Opinion/Editorial

 BE SURE TO WEAR SOME FLOWERS IN YOUR HAIR

by James Strauss

Insanity comes in many different versions, manifestations and appearances. Scientists, doctors and social experts are all conflicted about what exactly it is, although there is a huge book that’s put out every few years called the DSM, laying out symptoms, potential causes and treatments for the condition. Some insanity is temporary, but most is not. Insanity is much easier to label once certain manifestations are observed or experienced, than figuring out how to define and understand what sanity is. The most unfortunate part of insanity is that most humans suffering from it either don’t know that they are insane or refuse to admit it. Ronald Reagan, when he was president, had advisors who figured out how to take advantage of this. Reagan was able to ‘save’ the country billions of dollar by changing the rules of the country’s social services systems to require that almost all mentally ill people must agree to receive treatment for their mental illness in order for the authorities to hold, institutionalize or treat them. When such permission is denied, as it usually is, then the insane person is released back into society to become an unknowing predatory on the rest of humanity. The politicians of Reagan’s time, probably more unknowingly than deliberately, released hundreds of thousands of mentally ill individuals to roam through the culture of America without treatment, or much in the way of supervision, and without any help other than what involved family members might provide.

Some extreme factions of certain religions, particularly Christian and Moslem, find homosexuality an abomination perpetrated by willing sinners upon the remainder of the population. In almost all cases, these extreme religious factions take a stand requiring either banishment, maiming or death to anyone accused of exhibiting homosexual behavior. The extreme faction leaders perpetrate such beliefs to enrich themselves and further empower their own social control positions. The dogma that these religious leaders use to found their heinous and ridiculously violent belief systems on don’t’ really exist, except in made up or mutilated quotes from badly translated scripture.

While insanity has moved from institutions out into the streets, coffee shops and nightclubs, extreme faith-based belief systems have promulgated more and more terroristic violence, and the spread of assault rifle ownership has become more pervasive than heart disease or cancer. Insane behavior, supported by poisonous dogma, armed with extremist weaponry, is becoming more and more prevalent and deadly.

Last week, in Orlando Florida, these draconian beliefs came together in a horrific example of what can happen when true insanity meets the legal possession of one of these combat assault weapons. Forty-nine young, innocent and joyful people visiting a gay night club were gunned down. Why bother to mention the potential sexual predilection of some of those visiting the club that night? Because that’s where extreme religious beliefs tend to reside. Anti-gay, anti-female, anti-black, brown, yellow or red. This time the supposed ‘motivation’ of the insane killer was faith-based anti-gay.

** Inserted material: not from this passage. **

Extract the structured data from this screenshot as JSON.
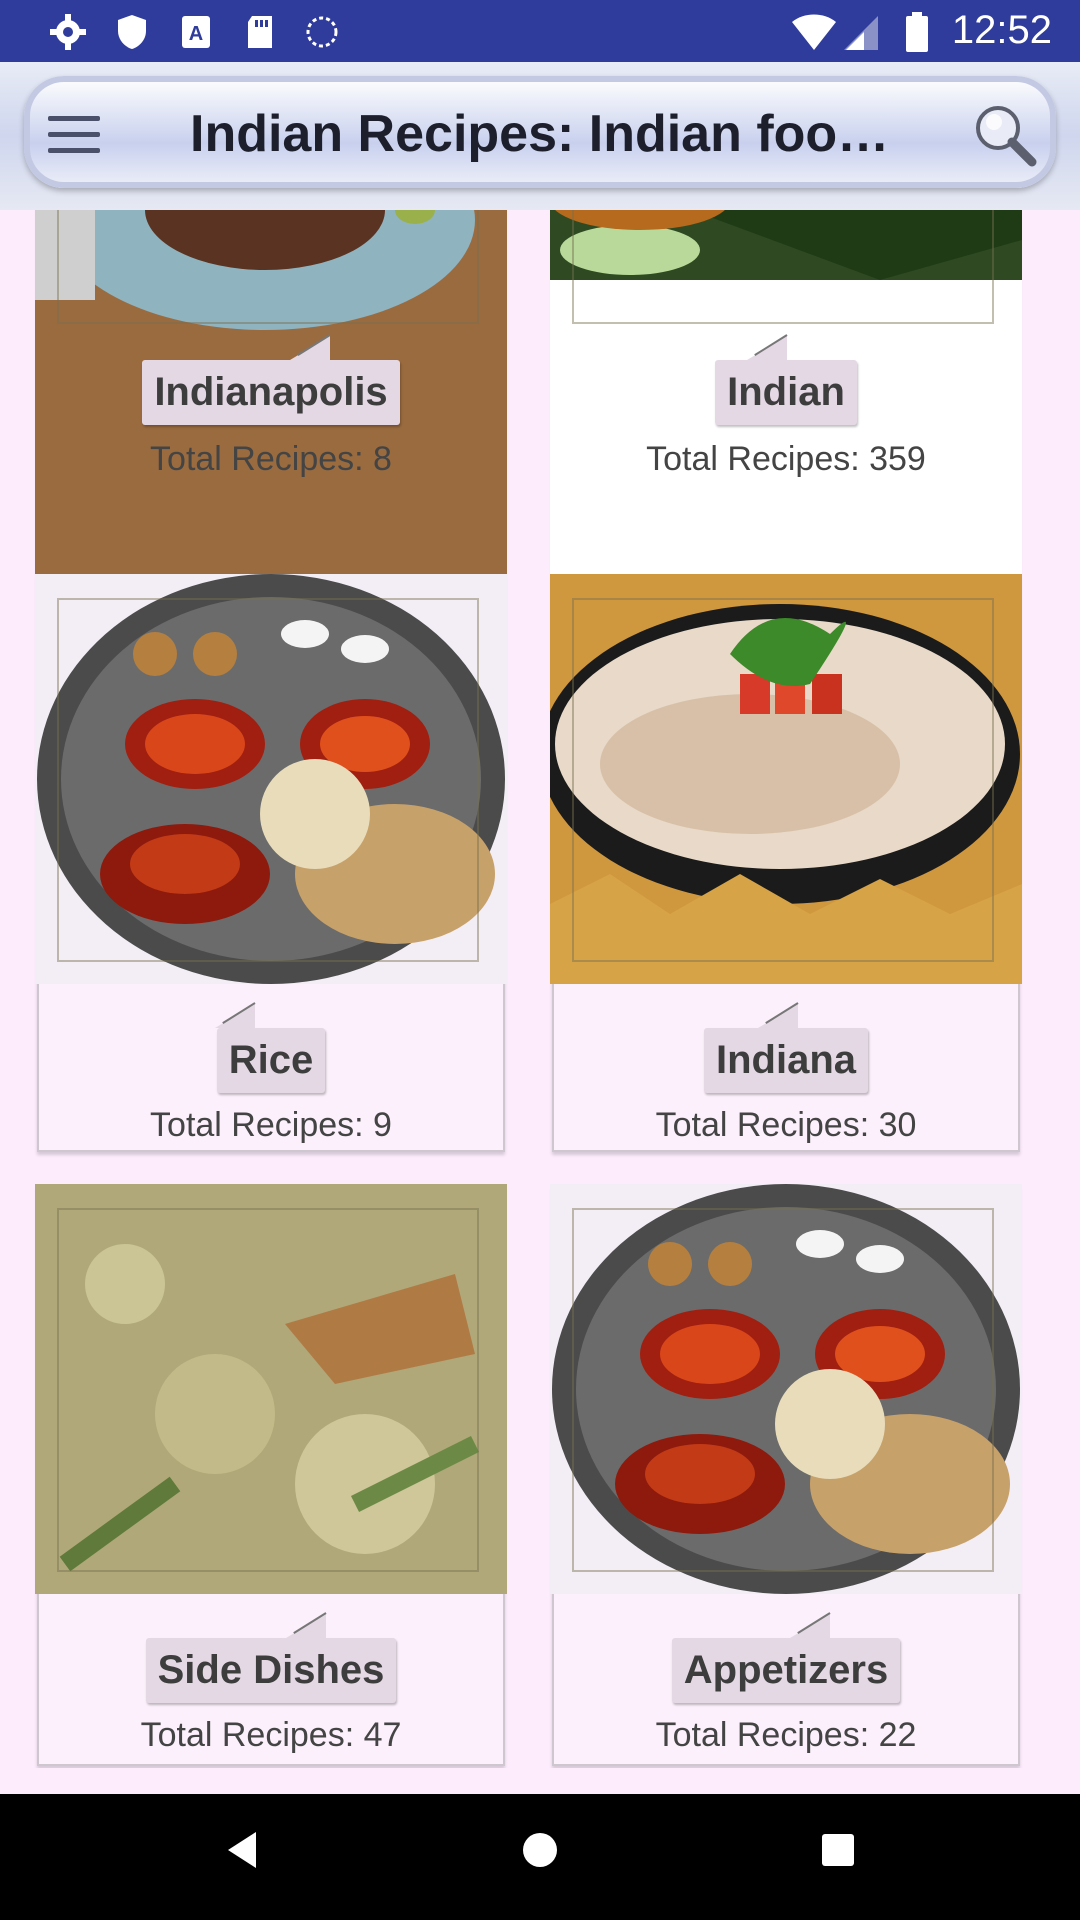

During the 1960’s, due to the Vietnam War’s raging on, the appearance of marijuana, and the invention of birth control pills, a movement was born that surmounted war, sought to quell hate and promoted love. Back then the members of this movement, wide and varied as they were, thought that a warm wonderful revolution of mutual human love could overcome the forces of darkness, selfishness and downright evil. ‘Make love not war’, was an expression used everywhere, and it had little to do with Vietnam itself. It was more a wish about the future of humanity and what it could become. Vietnam is now a major trading partner of the United States, marijuana is more pervasive than ever, and birth control has greatly reduced the threat of unwanted pregnancy.
The love part did not happen.
What did happen?

It was a common belief of the hippie generation that if you gave a war and nobody came, then there would be no war. It should have been a dire warning to this new generation of peace that the former generation was being called the greatest generation. After all, that great generation had won World War II. The second warning should have been the Korean War, the first war fought over societal structure rather than the crushing domination of one country over others. These warnings, unfortunately, were not heeded but ignored, thus paving the way for the quietly rebounding effort by the selfish, the dark and the evil to possess all the land masses on earth, and embroil hundreds of countries and thousands of cultures in never-ending wars all fought over man-made differences between cultures and social systems.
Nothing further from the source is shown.